#32

44.9K 3.5K 333
                                    

Alışveriş arabasını raflar arasında hızlı hızlı sürdüm. Aklımın çelinmesine izin vermeden dosdoğru ilerledim. Sadece ihtiyacım olan şeyleri alacaktım. Evet.

Kulaklıktan Jimmy'nin fazlaca eğlenen sesi kulağıma çarptı. "Türkiye'de marketler nasıl?"

Fazla meraklı ve heyecanlıydı. Raftaki bulaşık deterjanına uzanırken "Amerika'dakinden çok farklı sayılmaz..." dedim.

"Çok heves kırıcısın..." (*You're a buzzkill...)

"Ne söylememi istiyorsun? Market işte. Sepete ürünleri atıyorsun, kasada ödüyorsun. Oldukça evrensel bence..."

"Türkiye'ye özel bir şeyler olmalı ama..."

"Belki ortalamada daha küçüklerdir." Amerika'da gördüklerim genelde devasaydı. "Bir de toptancı fazla yok. Eskiden mahallelerde çok daha küçük dükkanlar olurdu. Hala tek tük kaldı tabii. Paran olmadığında, deftere yazdırabilir, ay başında maaşını aldığında ödersin. Kurumsallaşmamış. Daha kişisel. Toplumsal dayanışma örneği."

"Bak bu ilginç işte... Bildiğim bir şey değil benim. Amerika'da paran yoksa açsın büyük ölçüde."

"Ama kaybetmekte olduğumuz bir şey maalesef..."

Neyse ki daha ciddi konulara dalmadık. "Ee neler alıyorsun şu an?"

"Alışveriş listemi mi saymamı istiyorsun?" diye sordum gülmemeye çalışarak.

"Neden olmasın? Terapi gibi bir şey bu benim için. Bir terapiste saatine birkaç yüz dolar ödeyeceğime kablolu şirketine ayda yetmiş beş dolar sabit fiyat ödüyorum..."

Şakadan bile olsa James'in de para hesabı yapması hoşuma gitti. Bu sefer kendimi gülmekten alamadım. Alışveriş arabasına şöyle bir baktım. "Sebze-meyve reyonundan domates, salatalık, patlıcan, biber, patates ve soğan aldım. Sonra bulaşık deterjanı, yumuşatıcı ve çamaşır deterjanı aldım. Şimdi et reyonuna doğru ilerliyorum."

"Ok. Bilgilendirmeye devam et*" (*Keep me posted)

Önünden geçtiğim dolaptan bir de süt çıkardım. "Şu an dolabın kapağını açıp bir kutu da süt aldım. Bu arada..." Büyük haberlerim vardı aslında. "Vize randevusunu ayarladım. Önümüzdeki hafta gidiyorum."

Merakla sordu. "Ne oluyor vize randevusunda?"

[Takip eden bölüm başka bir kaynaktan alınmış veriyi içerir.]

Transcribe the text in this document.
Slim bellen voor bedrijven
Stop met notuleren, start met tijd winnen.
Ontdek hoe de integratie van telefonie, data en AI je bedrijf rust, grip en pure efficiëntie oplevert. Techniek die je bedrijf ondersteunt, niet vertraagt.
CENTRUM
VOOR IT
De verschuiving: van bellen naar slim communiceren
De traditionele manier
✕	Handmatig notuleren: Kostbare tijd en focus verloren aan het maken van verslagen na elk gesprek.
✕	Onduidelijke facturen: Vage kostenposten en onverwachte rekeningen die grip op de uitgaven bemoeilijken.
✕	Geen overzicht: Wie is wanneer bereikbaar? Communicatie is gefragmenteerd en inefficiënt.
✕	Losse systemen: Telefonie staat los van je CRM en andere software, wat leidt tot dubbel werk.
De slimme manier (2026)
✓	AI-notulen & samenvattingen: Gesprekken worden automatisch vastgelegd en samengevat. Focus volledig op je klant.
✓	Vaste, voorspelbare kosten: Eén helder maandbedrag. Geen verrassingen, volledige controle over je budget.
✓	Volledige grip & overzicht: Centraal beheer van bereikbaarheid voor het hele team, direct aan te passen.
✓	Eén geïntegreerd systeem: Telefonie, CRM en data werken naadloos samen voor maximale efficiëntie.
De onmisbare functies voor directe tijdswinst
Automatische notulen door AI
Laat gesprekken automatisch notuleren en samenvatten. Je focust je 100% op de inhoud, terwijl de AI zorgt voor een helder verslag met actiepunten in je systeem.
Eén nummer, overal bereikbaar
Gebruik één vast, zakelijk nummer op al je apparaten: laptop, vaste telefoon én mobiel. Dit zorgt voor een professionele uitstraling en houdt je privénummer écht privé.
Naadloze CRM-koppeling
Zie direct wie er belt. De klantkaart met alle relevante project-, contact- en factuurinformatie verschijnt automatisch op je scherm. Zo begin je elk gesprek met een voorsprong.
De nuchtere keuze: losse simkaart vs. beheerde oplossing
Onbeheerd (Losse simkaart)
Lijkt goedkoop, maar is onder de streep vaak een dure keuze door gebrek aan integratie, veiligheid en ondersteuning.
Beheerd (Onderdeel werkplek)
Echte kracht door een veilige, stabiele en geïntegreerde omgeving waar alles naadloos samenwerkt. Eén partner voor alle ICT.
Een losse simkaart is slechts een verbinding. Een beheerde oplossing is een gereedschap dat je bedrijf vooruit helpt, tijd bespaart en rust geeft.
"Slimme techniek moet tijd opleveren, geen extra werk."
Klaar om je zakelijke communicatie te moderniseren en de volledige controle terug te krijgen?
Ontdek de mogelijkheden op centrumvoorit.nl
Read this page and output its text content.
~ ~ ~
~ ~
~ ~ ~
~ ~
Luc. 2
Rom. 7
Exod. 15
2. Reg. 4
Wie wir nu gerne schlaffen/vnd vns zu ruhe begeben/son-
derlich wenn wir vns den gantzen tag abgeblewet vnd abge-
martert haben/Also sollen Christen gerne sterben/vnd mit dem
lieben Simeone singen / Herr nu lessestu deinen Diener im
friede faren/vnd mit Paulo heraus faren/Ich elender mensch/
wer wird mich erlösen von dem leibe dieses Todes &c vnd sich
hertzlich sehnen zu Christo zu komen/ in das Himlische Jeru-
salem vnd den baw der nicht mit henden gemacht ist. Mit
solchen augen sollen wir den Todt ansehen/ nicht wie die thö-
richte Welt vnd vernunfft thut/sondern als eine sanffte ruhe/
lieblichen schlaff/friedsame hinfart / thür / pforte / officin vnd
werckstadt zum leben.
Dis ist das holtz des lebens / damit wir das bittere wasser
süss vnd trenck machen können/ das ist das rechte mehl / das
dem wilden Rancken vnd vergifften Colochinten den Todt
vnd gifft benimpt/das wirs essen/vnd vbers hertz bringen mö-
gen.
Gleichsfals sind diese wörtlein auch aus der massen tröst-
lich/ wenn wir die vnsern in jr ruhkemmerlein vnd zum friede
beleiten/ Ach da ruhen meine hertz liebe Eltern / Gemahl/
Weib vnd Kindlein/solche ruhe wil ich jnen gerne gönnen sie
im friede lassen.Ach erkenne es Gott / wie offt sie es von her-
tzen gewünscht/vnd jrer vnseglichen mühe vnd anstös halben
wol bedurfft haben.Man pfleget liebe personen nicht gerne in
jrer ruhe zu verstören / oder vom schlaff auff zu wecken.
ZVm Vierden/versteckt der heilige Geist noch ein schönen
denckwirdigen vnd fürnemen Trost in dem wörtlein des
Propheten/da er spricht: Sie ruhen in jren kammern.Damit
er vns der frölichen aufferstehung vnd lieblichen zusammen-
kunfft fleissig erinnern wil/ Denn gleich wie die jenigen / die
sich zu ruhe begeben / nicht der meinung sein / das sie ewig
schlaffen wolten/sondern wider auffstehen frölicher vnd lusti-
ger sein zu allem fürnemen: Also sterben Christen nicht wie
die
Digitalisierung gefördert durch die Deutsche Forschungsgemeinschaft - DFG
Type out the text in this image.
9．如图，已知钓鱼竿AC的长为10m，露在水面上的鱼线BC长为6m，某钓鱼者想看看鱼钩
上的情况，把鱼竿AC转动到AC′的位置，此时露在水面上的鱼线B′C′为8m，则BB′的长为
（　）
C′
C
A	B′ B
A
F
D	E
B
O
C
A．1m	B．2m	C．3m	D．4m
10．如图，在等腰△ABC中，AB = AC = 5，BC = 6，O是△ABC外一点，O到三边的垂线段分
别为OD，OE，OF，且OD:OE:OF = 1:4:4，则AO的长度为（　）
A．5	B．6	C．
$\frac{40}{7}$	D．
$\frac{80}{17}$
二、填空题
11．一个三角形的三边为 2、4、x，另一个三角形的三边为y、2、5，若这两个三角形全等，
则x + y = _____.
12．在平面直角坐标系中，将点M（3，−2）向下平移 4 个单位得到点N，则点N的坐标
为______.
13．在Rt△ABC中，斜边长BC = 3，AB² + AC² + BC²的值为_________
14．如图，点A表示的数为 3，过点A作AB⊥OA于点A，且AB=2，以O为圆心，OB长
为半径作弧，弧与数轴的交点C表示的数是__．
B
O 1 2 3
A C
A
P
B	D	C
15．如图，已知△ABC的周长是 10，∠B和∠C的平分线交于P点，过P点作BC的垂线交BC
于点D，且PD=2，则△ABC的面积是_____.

Bilgiye açtı resmen. "Belgelerime bakacaklar, birkaç soru sorarlar. Geliş amacımı, kimi ziyaret ettiğimi filan."

"Kimi ziyaret ediyorsun?" diye sordu muzip bir sesle.

"Bir arkadaşı," diye cevap verdim.

"Sadece bir arkadaş mı?*" (*Just a friend?)

Sorusunda 'sadece'yi değil de 'bir'i vurgulamış gibi konuştum. "Belki yenilerini de edinirim geldiğimde*" (*Maybe I will make new ones when I get there.)

"Benzersiz espri anlayışı geri döndü," dedi homurdanarak.

"Cidden. Acaba kimliğini sorarlar mı? Kimi ziyaret edeceksin gibi... Mektup yazabiliyor davet eden kişi. Mecburi değilmiş ama..."

"Ben de bir mektup yazabilirim istersen?"

"Ya konsolosluk görevlisi çılgın bir hayranınsa ve ziyaretim daha ben gelmeden açığa çıkarsa?"

"Gelememenden daha iyi bir seçenek bence. İşini kolaylaştıracaksa, hemen hallederim."

Alabileceğim tüm yardımı almalıydım. Hele de o uçak biletini satın almışken. "Tamam," dedim çok gönüllü olmasam da. Uğraşsın istemiyordum ama gitmek de istiyordum!